The offensive stuff is out there but it's at the extremes, something that reasonable people would have to go out of their way to find. What does Grok say about flat earth and eugenics?
So this has some interesting points and repercussions I want to talk about. First, after OpenAI signed up to replace Anthropic in this contract lots of people gave up ChatGPT and went to other models - hundreds of thousands, maybe millions. This is really bad for OpenAI, not in the sense of them losing money from this (they probably lost little), but in the sense that the top handful of LLM AI companies are essentially interchangeable (proved by the ease of the switch) and OpenAI's massively larger spend only let them discover things that everyone else can then use, and didn't create a lead that guarantees their dominance in the field. The second point is that while I applaud Anthropic's refusal... they got into the contract with Palantir in the first place. They created this military-only model. What did they think this was going to be used for? I'm sure the deal sounded good when it offered them money, but you can't exactly tell your drill instructor "Hey, I signed up for college money, I can't hold a rifle because it's against my ethics".
I agree that if Anthropic wasn’t meeting the contract or willing to meet a new contract, then the govt has the right to go elsewhere. What f********head Pete did was ban Anthropic from being used in any way by the US govt and anyone contracting with them, kinda like huawei.
It's really, really astonishing how bad Facebook's AI agent is.
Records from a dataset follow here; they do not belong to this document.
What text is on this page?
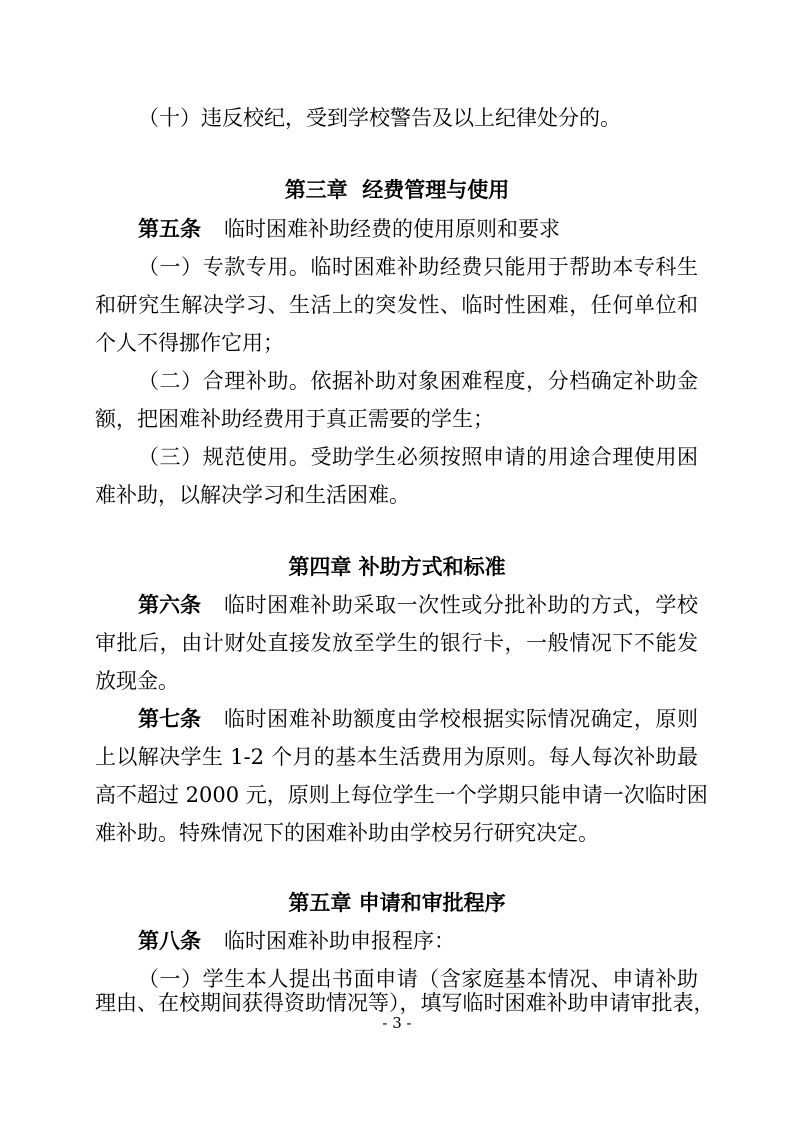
（十）违反校纪，受到学校警告及以上纪律处分的。

第三章  经费管理与使用

第五条 临时困难补助经费的使用原则和要求

（一）专款专用。临时困难补助经费只能用于帮助本专科生

和研究生解决学习、生活上的突发性、临时性困难，任何单位和

个人不得挪作它用；

（二）合理补助。依据补助对象困难程度，分档确定补助金

额，把困难补助经费用于真正需要的学生；

（三）规范使用。受助学生必须按照申请的用途合理使用困

难补助，以解决学习和生活困难。

第四章 补助方式和标准

第六条 临时困难补助采取一次性或分批补助的方式，学校

审批后，由计财处直接发放至学生的银行卡，一般情况下不能发

放现金。

第七条 临时困难补助额度由学校根据实际情况确定，原则

上以解决学生 1-2 个月的基本生活费用为原则。每人每次补助最

高不超过 2000 元，原则上每位学生一个学期只能申请一次临时困

难补助。特殊情况下的困难补助由学校另行研究决定。

第五章 申请和审批程序

第八条 临时困难补助申报程序：

（一）学生本人提出书面申请（含家庭基本情况、申请补助

理由、在校期间获得资助情况等），填写临时困难补助申请审批表，

- 3 -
Other platforms will write code or generate video clips. Facebook's will see a post about, say, the global macroeconomic ramifications of the closing of the Straits of Hormuz and reply, "Find gas stations nearby?" And I have no doubt they could have ended hunger in the Americas for the cost it took to get that insight.
I think the fact that he went so crazy about this means that what they were doing is really, really important. And as we don't know what that important thing is, it scares me what it could be.